- Urge authorities to act fast in ensuring Ceylon Tea reaches shelves
- Export quantities expected to dip by 8-10% due to a decline in production
- Fuel shortages and power cuts hamper factory operations drastically
- Calls on govt. to prioritise tea sector
The Ceylon Tea cuppa will soon lose its appeal on the global stage, if the relevant authorities do not take corrective measures to ensure the leaves reach the shelves of the international market, the industry stakeholders caution.
The exporters of Ceylon Tea raised the red flag this week, pointing out that they are concerned of the possible loss of market share.
As they are grappling with several internal and external issues such as low tea crop, high COP, fuel shortages, sanctions on Russia and high freight rates, the exporters said they are unsure what the future holds for the industry.
“The exporters are worried about losing Ceylon Tea market share to other competitors and also losing valuable foreign exchange earnings,” said the Tea Exporters Association (TEA) in a statement to the media this week.
Since November last year, the domestic tea crop has been declining largely due to the non-application of fertiliser on time and also due to adverse weather conditions that prevailed in the tea-growing regions during the last few months.
In the first two months of 2022, Sri Lanka registered a tea crop of 41 million kg as against 45.7 million kg registered in the same period last year, a decline of 4.7 million kg.
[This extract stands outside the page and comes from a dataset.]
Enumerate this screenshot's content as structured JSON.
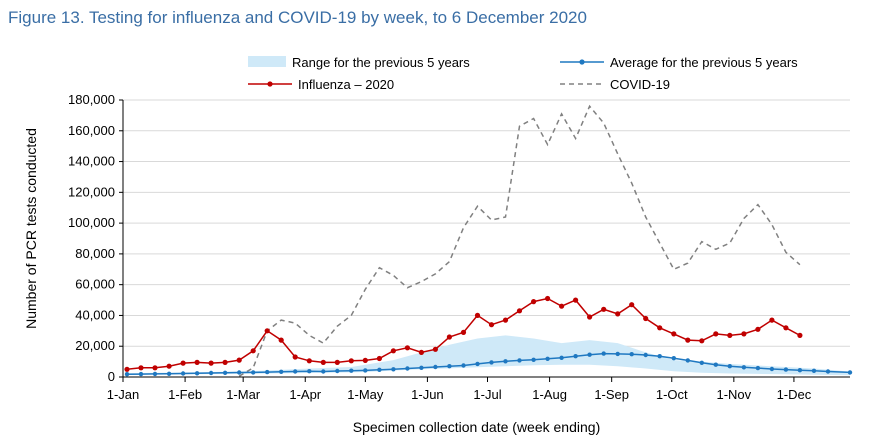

The TEA shared that as per the tea quantities offered at the Colombo tea auction during the month of March 2022, it is estimated that the tea crop in the first quarter would be in the range of 65 million kg, a drop of about 10 percent compared to last year.
Although tea cropping months have begun with the onset of rain, the fertiliser is adequately not available for the tea growers. Making the scenario worse is the increase in fertiliser prices, which have gone up by three to four folds, making it unaffordable to many tea producers.
Since tea export volumes are directly related to the available tea crop, the tea export volume is also estimated to be lower by about 8-10 percent in the first quarter of the year, the TEA said.
Furthermore, the regular power cuts and non-availability of sufficient quantities of fuel to operate generators have also hampered the day-to-day operation of tea export companies.
“The exporters of value-added tea have been affected more than others as the tea packing machines that normally operate on two to three shifts per day are unable to function even on a single shift without any interruption, due to the power cuts.
“The brand owners face a huge challenge in fulfilling their contractual obligations to the foreign buyers. The exporters are unable to plan production, due to long power cuts. The end result would be low export volume and revenue from the tea sector during the year 2022,” the TEA said.
The association has sought the assistance of Sri Lanka Tea Board to obtain the fuel requirements for tea exporters but CEPETCO has not been able to supply the required quantities.
The fuel issue also affects the tea manufacturers and the transport of tea to Colombo for the auction. The escalation of transport costs along with high auction prices negatively impacts the competitiveness of Ceylon Tea in the global market.
“It is necessary to provide fuel to the export industries on a priority basis in order to ensure the continuous foreign exchange earnings that are vital to the country at the moment,” asserted the association.